Mark Fell is a busy man. Apart from his work as one half of long-running duo SND, he’s the guiding force behind Sensate Focus, a sometimes collaborative “house” project, and on occasion, he also operates under his own name. N-Dimensional Analysis is the latest product of what’s been a flurry of activity for Fell, but because the veteran producer always uses a simple selection of elements, which rarely change from record to record, his signature is instantly recognizable. There is little more here than a selection of kicks, hi-hats, and claps, along with a perky, pervasive synthesizer that squirts out from each beat. Owing to this economy and his dexterity at slicing up a track, Fell has often been called clinical, the implication being that his is music for the mind, rather than the body. On the contrary, there is a high degree of spontaneity here, but the shifts happen so frequently that they blur together and are likely missed by the casual listener. Granted, this seems natural when one considers that the music is coming from a producer who has previously worked to coax audio from actual microscopic particles.

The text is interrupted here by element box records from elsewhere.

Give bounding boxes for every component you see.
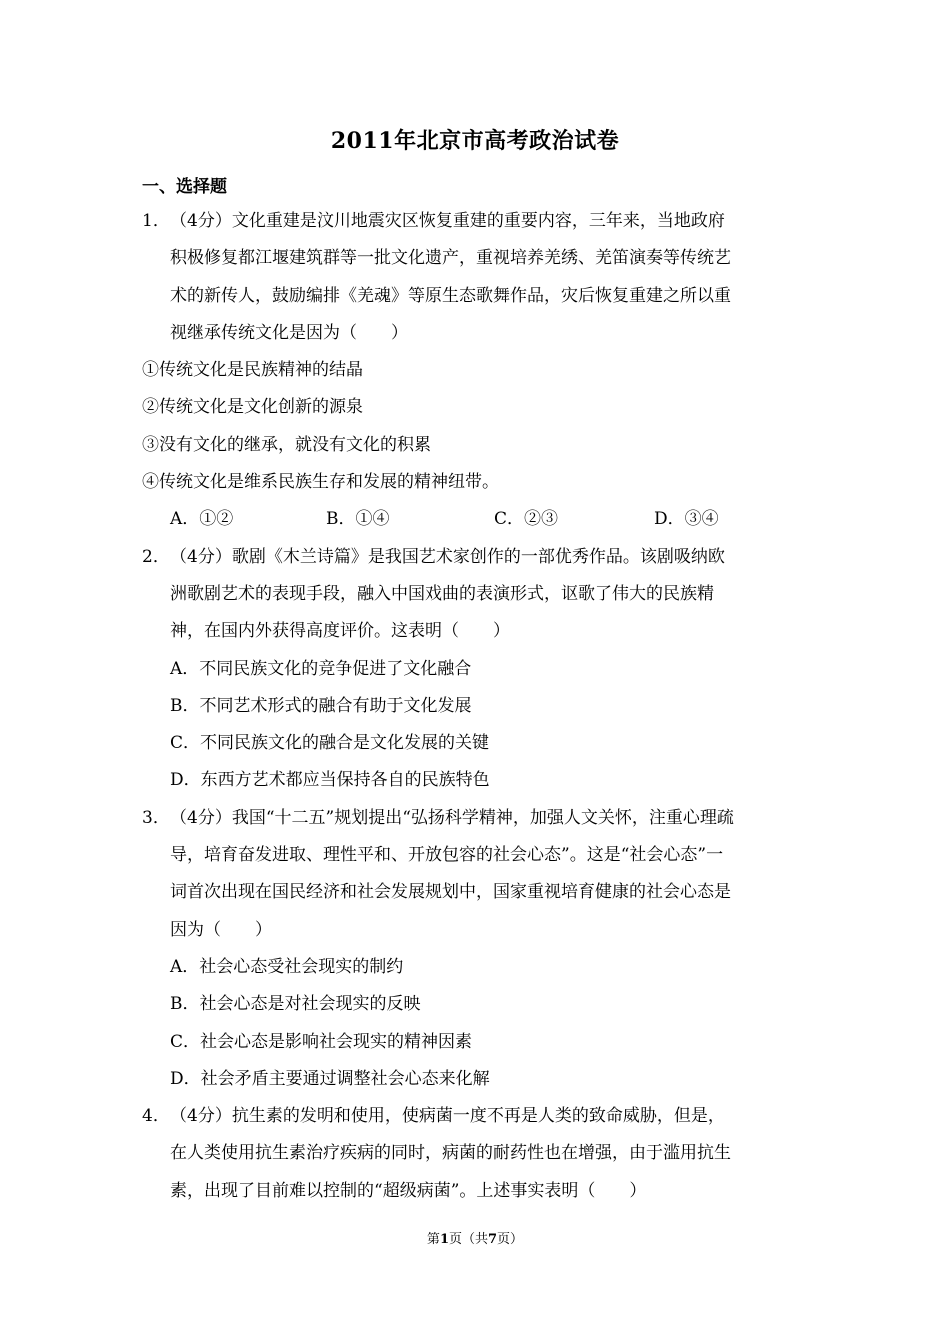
option-b: B．不同艺术形式的融合有助于文化发展 <box>170 695 472 716</box>
question-text-line: （4分）歌剧《木兰诗篇》是我国艺术家创作的一部优秀作品。该剧吸纳欧 <box>170 546 725 567</box>
question-text-line: 视继承传统文化是因为（ ） <box>170 322 408 343</box>
question-number: 1． <box>142 211 170 231</box>
option-c: C．②③ <box>494 509 559 530</box>
question-text-line: （4分）文化重建是汶川地震灾区恢复重建的重要内容，三年来，当地政府 <box>170 211 725 231</box>
statement: ①传统文化是民族精神的结晶 <box>142 360 363 381</box>
question-text-line: （4分）抗生素的发明和使用，使病菌一度不再是人类的致命威胁，但是， <box>170 1106 725 1127</box>
question-text-line: 素，出现了目前难以控制的“超级病菌”。上述事实表明（ ） <box>170 1180 647 1201</box>
option-a: A．社会心态受社会现实的制约 <box>170 956 404 977</box>
question-1 <box>142 203 810 352</box>
statement: ②传统文化是文化创新的源泉 <box>142 397 363 418</box>
question-4 <box>142 1098 810 1210</box>
question-number: 3． <box>142 807 170 828</box>
question-2 <box>142 539 810 651</box>
option-row <box>142 501 810 538</box>
option-a: A．①② <box>170 509 234 530</box>
question-number: 2． <box>142 546 170 567</box>
question-text-line: 词首次出现在国民经济和社会发展规划中，国家重视培育健康的社会心态是 <box>170 882 731 903</box>
section-heading: 一、选择题 <box>142 177 227 197</box>
statement: ④传统文化是维系民族生存和发展的精神纽带。 <box>142 472 499 493</box>
question-text-line: 术的新传人，鼓励编排《羌魂》等原生态歌舞作品，灾后恢复重建之所以重 <box>170 285 731 306</box>
option-d: D．东西方艺术都应当保持各自的民族特色 <box>170 770 490 791</box>
question-text-line: 积极修复都江堰建筑群等一批文化遗产，重视培养羌绣、羌笛演奏等传统艺 <box>170 248 731 269</box>
question-3 <box>142 800 810 949</box>
question-number: 4． <box>142 1106 170 1127</box>
question-text-line: 在人类使用抗生素治疗疾病的同时，病菌的耐药性也在增强，由于滥用抗生 <box>170 1143 731 1164</box>
question-text-line: 因为（ ） <box>170 919 272 940</box>
question-text-line: 导，培育奋发进取、理性平和、开放包容的社会心态”。这是“社会心态”一 <box>170 845 724 866</box>
option-a: A．不同民族文化的竞争促进了文化融合 <box>170 658 472 679</box>
questions <box>142 203 810 1210</box>
question-text-line: 神，在国内外获得高度评价。这表明（ ） <box>170 621 510 642</box>
option-d: D．社会矛盾主要通过调整社会心态来化解 <box>170 1068 490 1089</box>
footer-prefix: 第 <box>426 1232 440 1247</box>
question-text-line: 洲歌剧艺术的表现手段，融入中国戏曲的表演形式，讴歌了伟大的民族精 <box>170 583 714 604</box>
option-c: C．社会心态是影响社会现实的精神因素 <box>170 1031 473 1052</box>
page-title: 2011年北京市高考政治试卷 <box>330 128 620 154</box>
page-number: 1 <box>439 1232 449 1247</box>
option-b: B．①④ <box>326 509 390 530</box>
page-footer <box>0 1228 950 1247</box>
footer-suffix: 页） <box>497 1232 524 1247</box>
statement: ③没有文化的继承，就没有文化的积累 <box>142 434 431 455</box>
total-pages: 7 <box>488 1232 498 1247</box>
option-d: D．③④ <box>654 509 719 530</box>
option-b: B．社会心态是对社会现实的反映 <box>170 994 421 1015</box>
question-text-line: （4分）我国“十二五”规划提出“弘扬科学精神，加强人文关怀，注重心理疏 <box>170 807 734 828</box>
option-c: C．不同民族文化的融合是文化发展的关键 <box>170 733 490 754</box>
footer-middle: 页（共 <box>448 1232 488 1247</box>
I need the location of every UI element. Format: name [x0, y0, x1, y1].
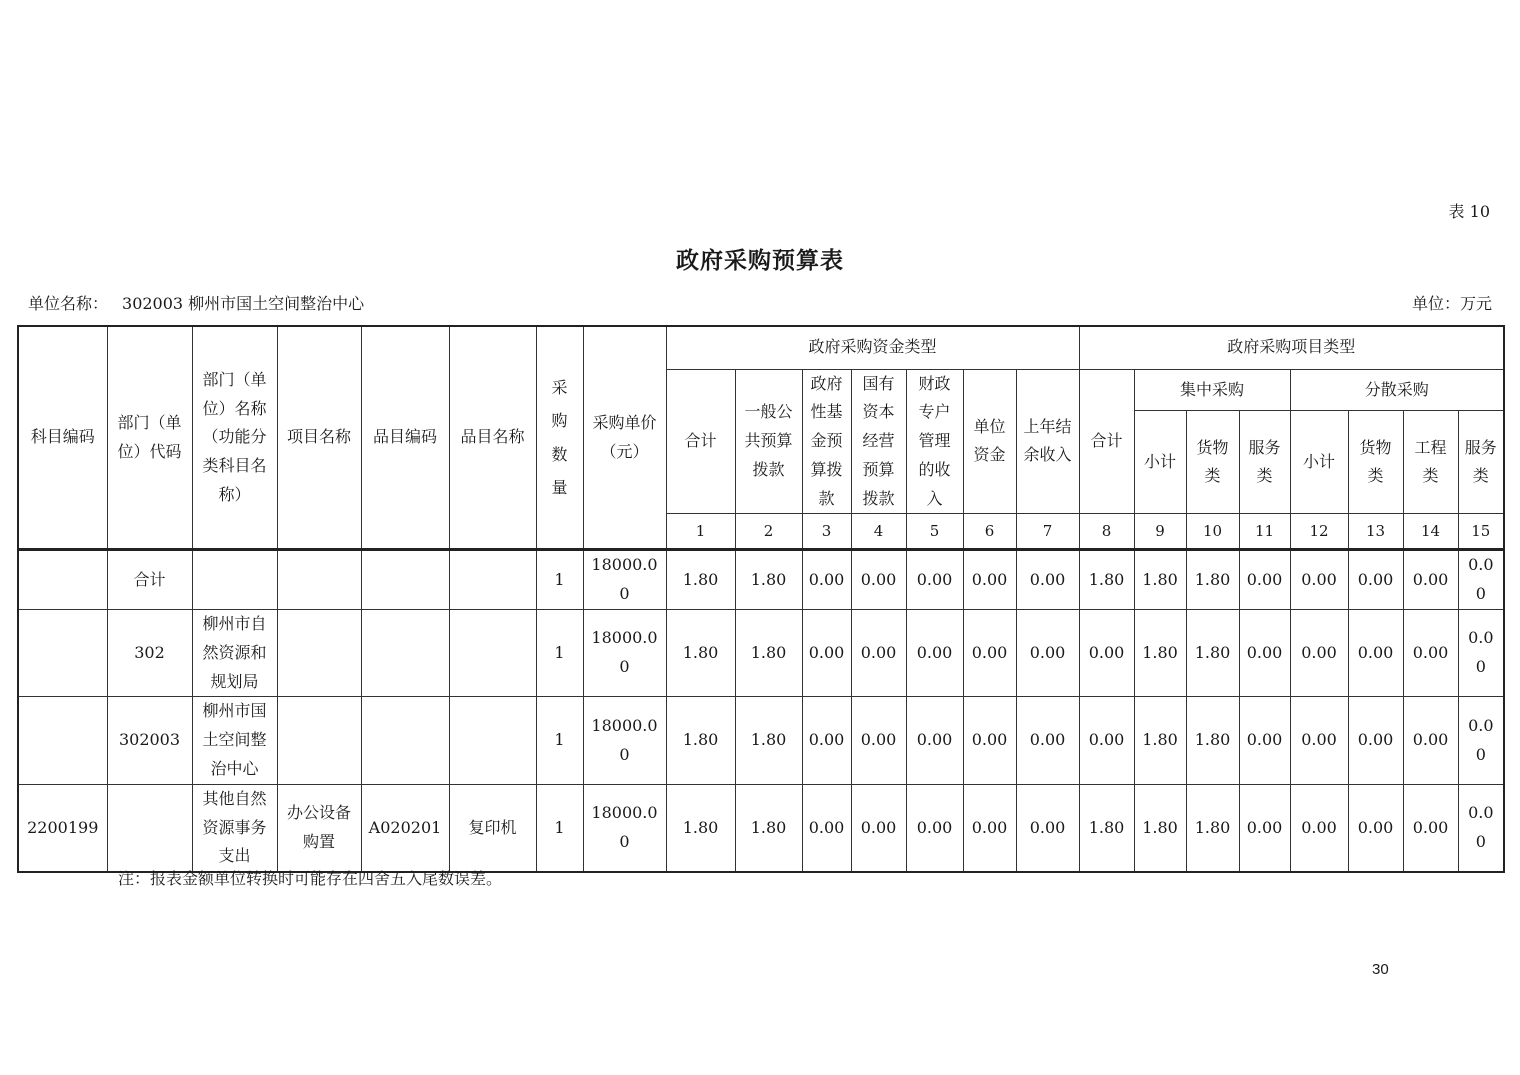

While sold as just two 11-minute sides, N-Dimensional Analysis is actually a series of smaller pieces spliced together. However, one would have to be really engaged to tell where one ends and another begins; Fell’s palette is that stark, and the frequent changes are that minute. Throughout it all, his piston-like drums fracture the watery synthlines, making them jut and bounce like mercury beads. The empty space in the a-side’s stop-start beginning is eventually filled by these remnants as the beat subtly changes direction. Fell has never really been a bassline guy, but early on the b-side he pairs two lines in different octaves, lending the section a bit of lower-end heft. It’s locked in with a prominently rattling hi-hat for a few minutes before the arrangement switches off again. There is a wealth of needly detail in Fell’s pieces, but at no point do these mutations jar the pristine, kinetic whole.